La Côte d'Ivoire pourrait terminer le mois de mars avec près de 200 000 tonnes de cacao invendues, les tensions entre les régulateurs et les acheteurs internationaux ralentissant les exportations.
Le pays, premier producteur mondial de cacao, dépend de cette culture pour ses recettes d'exportation et ses revenus ruraux. L'accumulation des stocks reflète l'écart entre le prix garanti à la production fixé par le Conseil du café et du cacao et les prix inférieurs du marché international.
Les autorités ont maintenu les prix à la production après la flambée des cours mondiaux du cacao en 2023 et 2024. Depuis lors, les prix à terme à Londres et à New York ont chuté par rapport à leurs niveaux record, la demande ayant ralenti et les attentes en matière d'offre s'étant améliorées. Les négociants affirment que les conditions d'exportation actuelles compriment les marges, ce qui rend les achats moins attrayants.
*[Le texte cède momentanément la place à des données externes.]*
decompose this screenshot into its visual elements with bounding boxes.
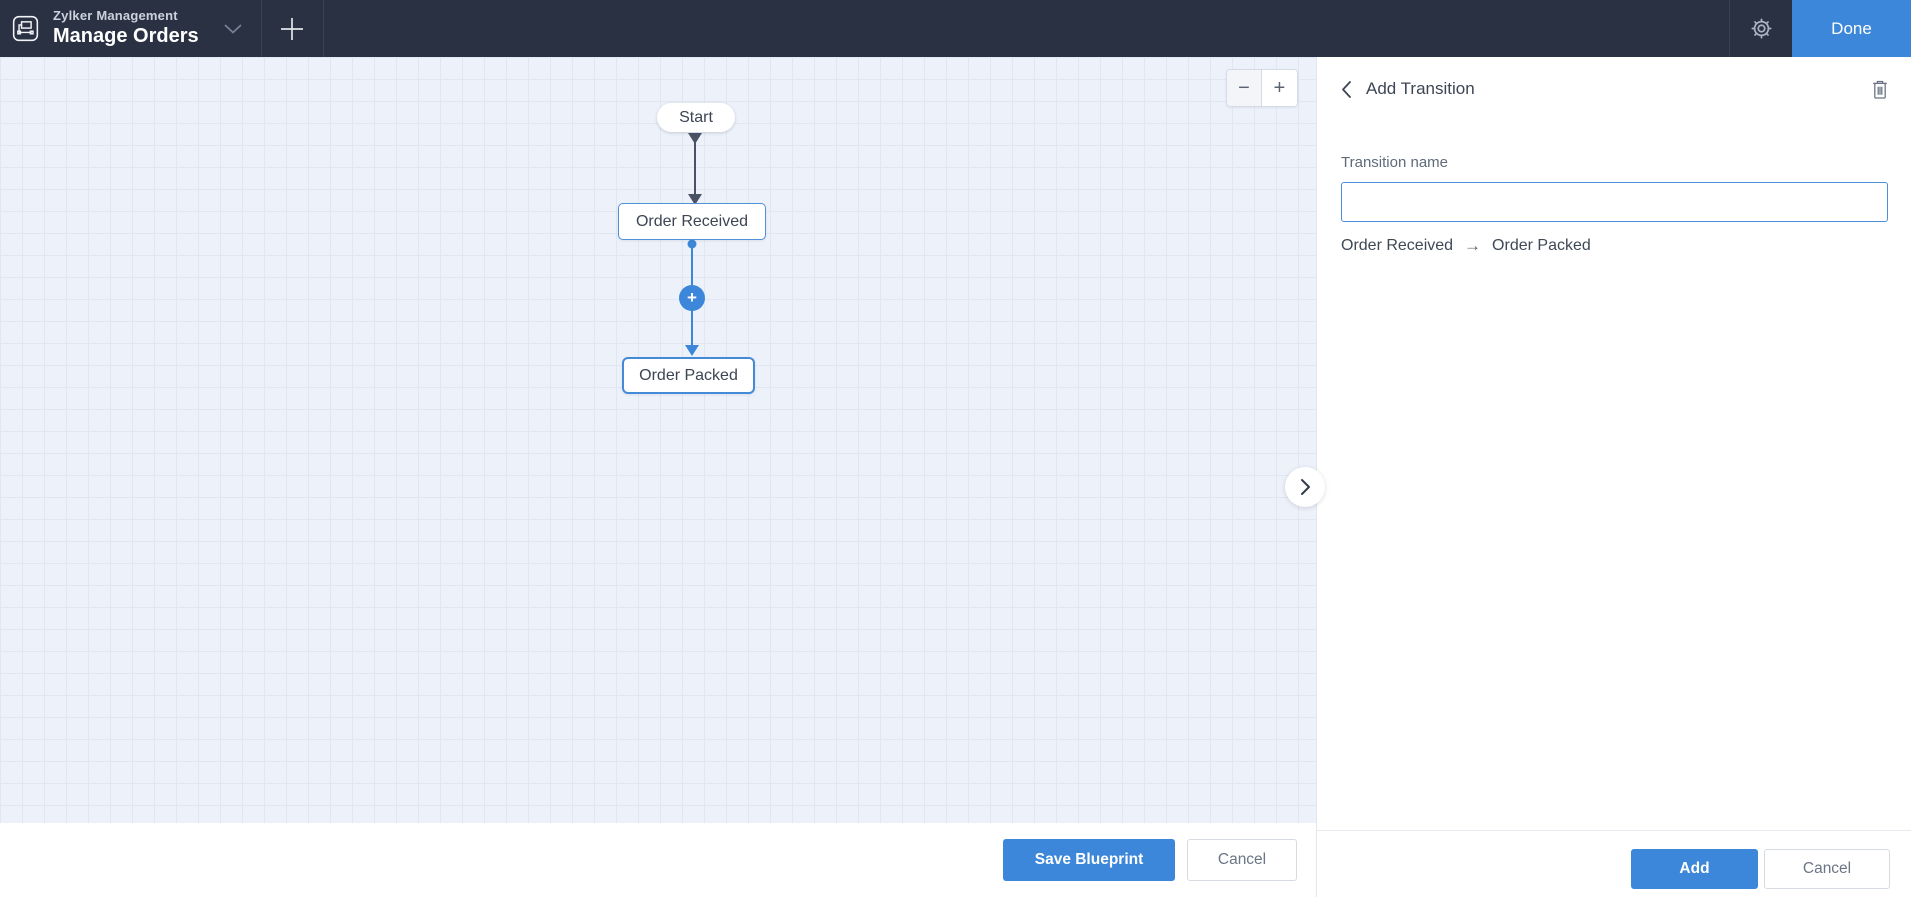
- delete-transition-trash-icon[interactable]: [1868, 76, 1892, 103]
- blueprint-editor: Zylker Management Manage Orders Done − +: [0, 0, 1911, 897]
- done-button[interactable]: Done: [1792, 0, 1911, 57]
- zoom-out-button[interactable]: −: [1227, 70, 1262, 106]
- panel-footer: Add Cancel: [1317, 830, 1911, 897]
- panel-cancel-button[interactable]: Cancel: [1764, 849, 1890, 889]
- main-area: − + Start Order Received + Order Packed …: [0, 57, 1911, 897]
- blueprint-logo-icon[interactable]: [12, 15, 39, 42]
- add-transition-panel: Add Transition Transition name Order Rec…: [1316, 57, 1911, 897]
- transition-route: Order Received → Order Packed: [1341, 236, 1591, 256]
- add-transition-plus-button[interactable]: +: [679, 285, 705, 311]
- route-to-stage: Order Packed: [1492, 237, 1591, 254]
- blueprint-canvas[interactable]: − + Start Order Received + Order Packed …: [0, 57, 1316, 897]
- blueprint-switcher-chevron-down-icon[interactable]: [205, 0, 261, 57]
- stage-node-order-received[interactable]: Order Received: [618, 203, 766, 240]
- add-button[interactable]: Add: [1631, 849, 1758, 889]
- page-title: Manage Orders: [53, 25, 199, 48]
- canvas-footer: Save Blueprint Cancel: [0, 823, 1316, 897]
- canvas-cancel-button[interactable]: Cancel: [1187, 839, 1297, 881]
- route-from-stage: Order Received: [1341, 237, 1454, 254]
- panel-header: Add Transition: [1317, 71, 1911, 107]
- topbar: Zylker Management Manage Orders Done: [0, 0, 1911, 57]
- zoom-controls: − +: [1226, 69, 1298, 107]
- stage-node-order-packed[interactable]: Order Packed: [622, 357, 755, 394]
- workflow-connectors: [685, 133, 702, 356]
- zoom-in-button[interactable]: +: [1262, 70, 1297, 106]
- transition-name-label: Transition name: [1341, 154, 1448, 171]
- save-blueprint-button[interactable]: Save Blueprint: [1003, 839, 1175, 881]
- back-chevron-icon[interactable]: [1337, 76, 1356, 103]
- title-block: Zylker Management Manage Orders: [53, 7, 199, 49]
- add-blueprint-plus-icon[interactable]: [262, 0, 323, 57]
- start-node[interactable]: Start: [657, 103, 735, 132]
- right-arrow-icon: →: [1464, 236, 1482, 255]
- app-name: Zylker Management: [53, 7, 178, 23]
- panel-title: Add Transition: [1366, 79, 1475, 98]
- collapse-panel-chevron-right-icon[interactable]: [1285, 467, 1325, 507]
- transition-name-input[interactable]: [1341, 182, 1888, 222]
- settings-gear-icon[interactable]: [1730, 0, 1792, 57]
En conséquence, les expéditions ont ralenti. Les haricots restent dans les entrepôts et les ports, et certains contrats n'ont pas été exécutés. Les acheteurs adoptent une approche prudente dans un contexte de volatilité des prix et de baisse de la demande des fabricants de chocolat.
Suivez-nous sur WhatsApp | LinkedIn pour les derniers titres
Le gouvernement a commencé à intervenir. Des achats publics de cacao invendu sont en cours pour soutenir les prix et protéger les revenus des agriculteurs. Les autorités sont également en train de revoir le prix garanti pour la récolte à mi-parcours.
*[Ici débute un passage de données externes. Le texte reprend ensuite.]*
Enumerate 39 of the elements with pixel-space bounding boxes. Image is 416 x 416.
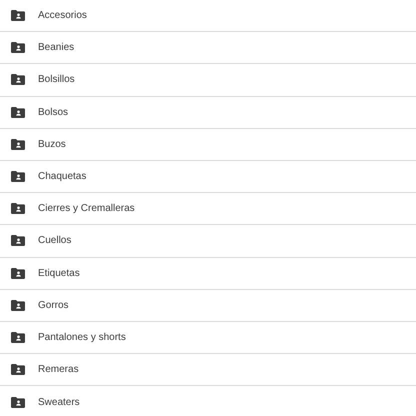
folder-name: Beanies bbox=[38, 41, 74, 56]
shared-folder-icon bbox=[11, 171, 25, 182]
shared-folder-icon bbox=[11, 138, 25, 150]
shared-folder-icon bbox=[11, 10, 25, 22]
folder-name: Cuellos bbox=[38, 234, 72, 248]
shared-folder-icon bbox=[11, 364, 25, 376]
folder-row[interactable]: Bolsos bbox=[0, 96, 416, 129]
folder-row[interactable]: Etiquetas bbox=[0, 258, 416, 290]
folder-row[interactable]: Buzos bbox=[0, 128, 416, 161]
folder-row[interactable]: Cierres y Cremalleras bbox=[0, 193, 416, 226]
folder-name: Sweaters bbox=[38, 396, 80, 410]
shared-folder-icon bbox=[11, 268, 25, 279]
folder-name: Remeras bbox=[38, 363, 79, 378]
folder-row[interactable]: Cuellos bbox=[0, 225, 416, 258]
folder-row[interactable]: Pantalones y shorts bbox=[0, 322, 416, 354]
folder-name: Gorros bbox=[38, 298, 69, 313]
shared-folder-icon bbox=[11, 235, 25, 246]
folder-name: Cierres y Cremalleras bbox=[38, 202, 135, 216]
shared-folder-icon bbox=[11, 42, 25, 54]
folder-name: Bolsos bbox=[38, 106, 68, 120]
folder-row[interactable]: Sweaters bbox=[0, 386, 416, 416]
shared-folder-icon bbox=[11, 106, 25, 118]
folder-row[interactable]: Accesorios bbox=[0, 0, 416, 32]
folder-row[interactable]: Remeras bbox=[0, 354, 416, 386]
folder-name: Pantalones y shorts bbox=[38, 330, 126, 345]
folder-row[interactable]: Gorros bbox=[0, 290, 416, 322]
shared-folder-icon bbox=[11, 300, 25, 311]
folder-row[interactable]: Chaquetas bbox=[0, 160, 416, 194]
folder-name: Bolsillos bbox=[38, 73, 75, 88]
folder-row[interactable]: Beanies bbox=[0, 32, 416, 64]
shared-folder-icon bbox=[11, 74, 25, 86]
shared-folder-icon bbox=[11, 396, 25, 408]
folder-row[interactable]: Bolsillos bbox=[0, 64, 416, 97]
shared-folder-icon bbox=[11, 203, 25, 214]
folder-name: Chaquetas bbox=[38, 170, 86, 184]
folder-name: Buzos bbox=[38, 138, 66, 152]
folder-name: Accesorios bbox=[38, 9, 87, 24]
shared-folder-icon bbox=[11, 332, 25, 343]
folder-name: Etiquetas bbox=[38, 266, 80, 281]
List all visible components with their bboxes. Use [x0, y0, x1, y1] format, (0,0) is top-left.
Avec le Ghana, la Côte d'Ivoire représente environ 50 % de la production mondiale de cacao. Des perturbations prolongées des exportations pourraient affecter les chaînes d'approvisionnement et les stratégies de fixation des prix des grandes entreprises de confiserie.
La résolution de l'écart de prix sera essentielle pour empêcher l'accumulation de stocks et la pression sur les revenus ruraux.
Points clés à retenir
Le cacao est au coeur de l'économie de la Côte d'Ivoire. Le secteur fait vivre des millions d'agriculteurs et génère une grande partie des devises étrangères. Lorsque les prix mondiaux augmentent, les autorités peuvent augmenter le prix à la production et accroître les revenus ruraux. Lorsque les prix baissent, le système fixe peut créer des tensions.
La Côte d'Ivoire vend une grande partie de son cacao par le biais de contrats à terme. Ce modèle offre une visibilité sur les revenus mais limite la flexibilité lorsque les prix fluctuent. Si les prix internationaux tombent en dessous des niveaux garantis au niveau national, les exportateurs subissent des pertes à moins que les prix ne soient ajustés. Les marchés mondiaux du cacao ont été volatils.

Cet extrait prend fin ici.